Can BigFix identify computers under Extended Support?

straffin · May 10, 2023, 7:00pm

Can BigFix’s native inspectors/properties identify computers that have been subscribed to Extended Support arrangements, like Microsoft’s Extended Security Updates (ESU) or Ubuntu’s Expanded Security Maintenance (ESM) in Ubuntu Pro? Does that sort of thing show up in OS version numbers or anything? Or will I need to write an analysis that looks for registry keys and apt sources?

JasonWalker · May 10, 2023, 7:58pm

For Windows, you can check the installed ESU license keys (and there’s an Analysis in the Windows ESU sites that reflect this).

I’d have to defer to someone else on the Linux machines, but I’d expect we can at least see the subscribed repos, if there’s not a better method to check.

atlauren · May 11, 2023, 1:58pm

If memory serves, you can get Windows licensing data out of WMI. When we were tracking this, we instead used an action to send the license output//status to a file, then harvesting that in an analysis.

jgstew · May 11, 2023, 2:08pm

There is an analysis here:

https://bigfix.me/analysis/details/2998636

There are older related content here:

FatScottishGuy · May 11, 2023, 2:34pm

Examples for Windows 2008

string value of select "OfflineInstallationId from SoftwareLicensingProduct WHERE (PartialProductKey is not null) and (Name LIKE 'Windows(R)%25' or Name LIKE 'Windows Server(R)%25') and (Name LIKE '%25ESU-Year1%25')" of wmi | "No ESU License"

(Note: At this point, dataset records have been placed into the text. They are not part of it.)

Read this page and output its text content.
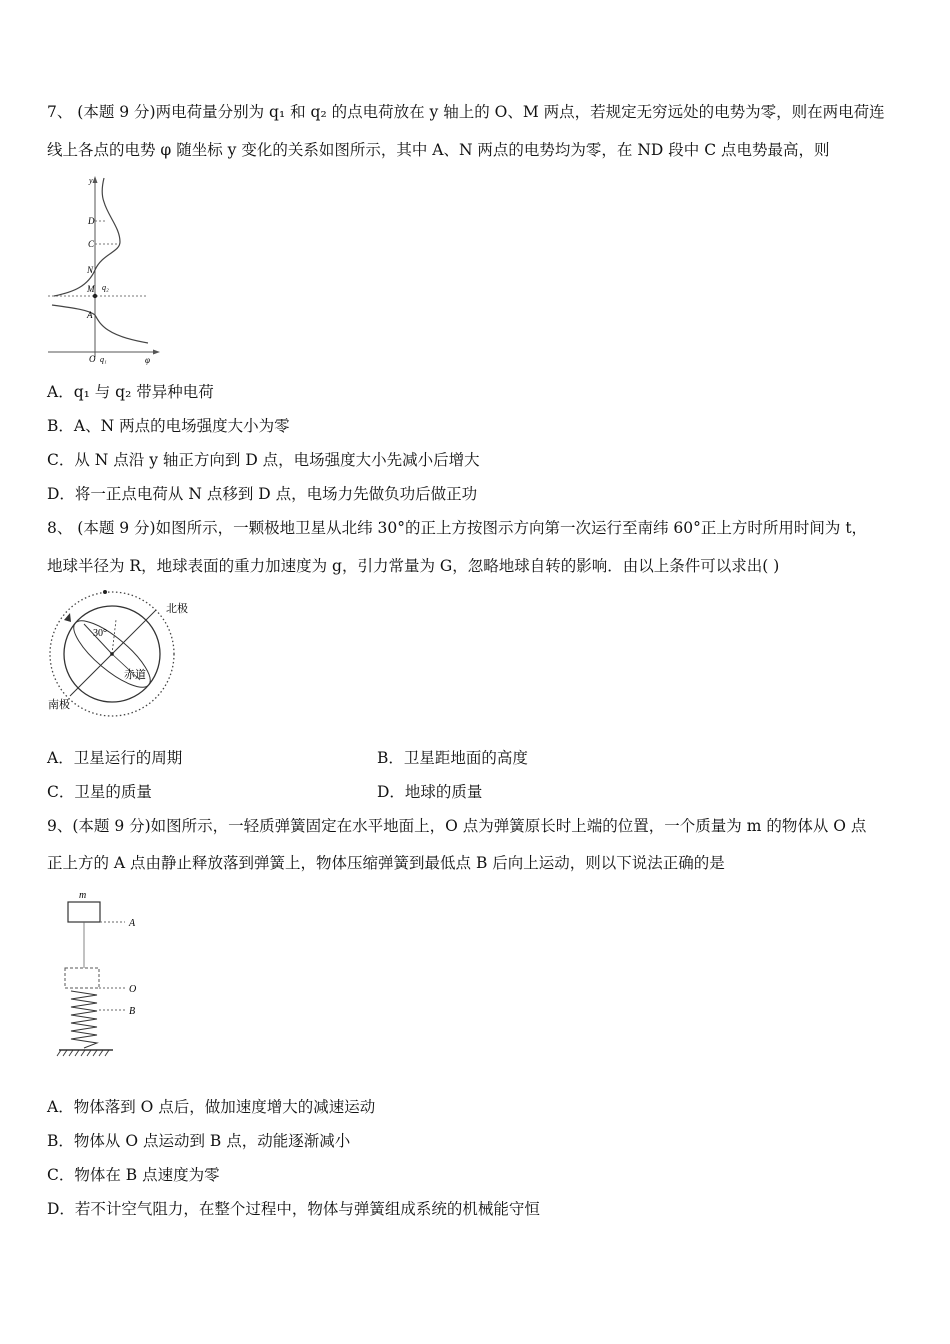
7、 (本题 9 分)两电荷量分别为 q₁ 和 q₂ 的点电荷放在 y 轴上的 O、M 两点，若规定无穷远处的电势为零，则在两电荷连
线上各点的电势 φ 随坐标 y 变化的关系如图所示，其中 A、N 两点的电势均为零，在 ND 段中 C 点电势最高，则
y
D
C
N
M q₂
A
O q₁	φ
A．q₁ 与 q₂ 带异种电荷
B．A、N 两点的电场强度大小为零
C．从 N 点沿 y 轴正方向到 D 点，电场强度大小先减小后增大
D．将一正点电荷从 N 点移到 D 点，电场力先做负功后做正功
8、 (本题 9 分)如图所示，一颗极地卫星从北纬 30°的正上方按图示方向第一次运行至南纬 60°正上方时所用时间为 t，
地球半径为 R，地球表面的重力加速度为 g，引力常量为 G，忽略地球自转的影响．由以上条件可以求出( )
北极
南极
赤道
30°
A．卫星运行的周期	B．卫星距地面的高度
C．卫星的质量	D．地球的质量
9、(本题 9 分)如图所示，一轻质弹簧固定在水平地面上，O 点为弹簧原长时上端的位置，一个质量为 m 的物体从 O 点
正上方的 A 点由静止释放落到弹簧上，物体压缩弹簧到最低点 B 后向上运动，则以下说法正确的是
m
A
O
B
A．物体落到 O 点后，做加速度增大的减速运动
B．物体从 O 点运动到 B 点，动能逐渐减小
C．物体在 B 点速度为零
D．若不计空气阻力，在整个过程中，物体与弹簧组成系统的机械能守恒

string value of select "OfflineInstallationId from SoftwareLicensingProduct WHERE (PartialProductKey is not null) and (Name LIKE 'Windows(R)%25' or Name LIKE 'Windows Server(R)%25') and (Name LIKE '%25ESU-Year2%25')" of wmi | "No ESU License"

string value of select "OfflineInstallationId from SoftwareLicensingProduct WHERE (PartialProductKey is not null) and (Name LIKE 'Windows(R)%25' or Name LIKE 'Windows Server(R)%25') and (Name LIKE '%25ESU-Year3%25')" of wmi | "No ESU License"

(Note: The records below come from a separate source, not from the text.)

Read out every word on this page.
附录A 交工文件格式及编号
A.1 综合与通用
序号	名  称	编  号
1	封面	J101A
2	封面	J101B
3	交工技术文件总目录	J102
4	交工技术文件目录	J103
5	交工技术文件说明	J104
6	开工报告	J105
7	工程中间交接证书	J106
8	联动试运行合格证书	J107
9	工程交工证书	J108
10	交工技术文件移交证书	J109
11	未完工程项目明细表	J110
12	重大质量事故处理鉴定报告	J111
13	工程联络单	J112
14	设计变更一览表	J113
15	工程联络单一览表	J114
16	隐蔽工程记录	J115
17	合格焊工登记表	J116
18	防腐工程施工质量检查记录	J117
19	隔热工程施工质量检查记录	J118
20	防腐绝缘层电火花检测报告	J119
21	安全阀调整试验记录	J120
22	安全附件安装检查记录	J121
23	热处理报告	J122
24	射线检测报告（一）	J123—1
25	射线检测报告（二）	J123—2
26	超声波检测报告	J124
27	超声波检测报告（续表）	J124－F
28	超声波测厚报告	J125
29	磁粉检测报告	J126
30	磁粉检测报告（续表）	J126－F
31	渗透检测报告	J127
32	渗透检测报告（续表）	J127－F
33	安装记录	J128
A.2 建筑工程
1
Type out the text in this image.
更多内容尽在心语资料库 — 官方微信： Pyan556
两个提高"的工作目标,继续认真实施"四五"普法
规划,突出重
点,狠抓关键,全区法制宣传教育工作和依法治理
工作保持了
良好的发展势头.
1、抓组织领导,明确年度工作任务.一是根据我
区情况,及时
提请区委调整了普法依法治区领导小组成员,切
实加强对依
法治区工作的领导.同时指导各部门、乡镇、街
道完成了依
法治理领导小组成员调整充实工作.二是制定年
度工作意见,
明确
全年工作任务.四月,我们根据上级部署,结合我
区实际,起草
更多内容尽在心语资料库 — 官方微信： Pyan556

This will confirm if there is a Year 1, Year 2 or Year 3 ESU

FatScottishGuy · May 11, 2023, 2:52pm

For Ubuntu it looks like this would work

exists file "/etc/update-manager/release" whose (exists line whose (it starts with "deb http://archive.canonical.com/$(lsb_release -cs)-esm") of it)

straffin · May 11, 2023, 3:48pm

Thanks all! This should get me what I need.

atlauren · May 11, 2023, 4:50pm

It looks like we’re doing:

waithidden cmd /c {pathname of system x32 folder}\cscript.exe {pathname of system x32 folder}\slmgr.vbs /dli >>  \path\to\file

…and then parsing out the Name, Description, and License fields in an analysis.